The <select> element can now be customized with CSS

Overall reaction and significance

  • Many see customizable <select> as “20 years late” but hugely positive, potentially replacing heavy JS custom select libraries.
  • Long‑time web developers express disproportionate excitement because native selects have long been a stubborn styling outlier.
  • Some hope this will spur more native UI primitives (combobox, typeahead, tag selectors) so apps can drop dependencies.

Browser support, standards, and rollout concerns

  • Current support is Chromium‑only; caniuse shows ~46% global support.
  • Strong emphasis on using this as progressive enhancement: the basic <select> must remain fully usable where unsupported.
  • People expect several years before it’s safe for broad public sites, with Safari again seen as the bottleneck; Firefox has signaled interest.
  • Some worry that constant API growth makes life harder for non‑Chromium engines and accelerates de‑facto Chrome dominance.
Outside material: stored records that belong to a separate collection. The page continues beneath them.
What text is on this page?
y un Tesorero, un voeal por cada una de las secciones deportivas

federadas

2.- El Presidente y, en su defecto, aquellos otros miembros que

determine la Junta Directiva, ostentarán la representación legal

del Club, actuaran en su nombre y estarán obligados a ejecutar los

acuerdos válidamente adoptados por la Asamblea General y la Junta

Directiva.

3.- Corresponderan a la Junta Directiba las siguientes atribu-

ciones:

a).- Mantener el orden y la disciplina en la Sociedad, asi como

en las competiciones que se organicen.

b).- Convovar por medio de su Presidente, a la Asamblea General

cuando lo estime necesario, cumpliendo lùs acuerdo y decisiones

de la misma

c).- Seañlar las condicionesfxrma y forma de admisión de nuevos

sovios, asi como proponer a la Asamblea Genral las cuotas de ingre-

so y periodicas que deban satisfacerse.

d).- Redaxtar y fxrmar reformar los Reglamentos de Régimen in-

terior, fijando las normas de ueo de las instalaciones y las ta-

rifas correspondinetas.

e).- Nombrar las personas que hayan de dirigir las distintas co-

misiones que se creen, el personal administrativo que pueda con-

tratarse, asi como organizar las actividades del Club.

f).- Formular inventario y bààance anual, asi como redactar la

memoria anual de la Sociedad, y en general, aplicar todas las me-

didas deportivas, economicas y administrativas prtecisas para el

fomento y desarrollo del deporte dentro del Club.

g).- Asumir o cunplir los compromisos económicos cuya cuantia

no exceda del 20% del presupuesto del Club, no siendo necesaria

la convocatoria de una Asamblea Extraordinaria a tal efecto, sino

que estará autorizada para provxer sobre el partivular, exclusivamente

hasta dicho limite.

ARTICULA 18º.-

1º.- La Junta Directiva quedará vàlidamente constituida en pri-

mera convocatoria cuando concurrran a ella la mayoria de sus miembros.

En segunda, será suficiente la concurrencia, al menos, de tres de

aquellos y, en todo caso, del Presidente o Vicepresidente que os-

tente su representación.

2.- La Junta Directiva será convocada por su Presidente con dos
Feature gaps and behavioral trade‑offs

  • multiple and size attributes are not yet supported; in tests, multi‑select falls back to the old UI, seen as a “huge miss” that should at least be clearly documented.
  • Using appearance: base-select removes key native behaviors:
    • No rendering outside the browser window.
    • No invocation of OS‑native pickers on mobile.
  • Loss of native behavior raises concerns about mobile UX, reliability, and phishing/“fake dialog” risks if more power were granted.

Accessibility, UX, and progressive enhancement

  • Reminders not to rely on styling alone for critical info (color/shape, custom decorations), both for non‑supporting browsers and assistive tech.
  • Some argue many controls are worse when heavily restyled (parallels with scrollbars), but others want richer option content (icons, structured rows, swatches).
  • Internal apps may choose to ignore older browsers; public sites should not.

Native widgets vs JS “div monsters”

  • Widely welcomed as a way to avoid fragile, inaccessible JS dropdowns and “div‑based controls” that reinvent form behavior.
  • Discussion branches into other half‑baked or missing HTML widgets (dialog, date/time, combobox, datalist autocompletion) and the slow, fragmented standards process.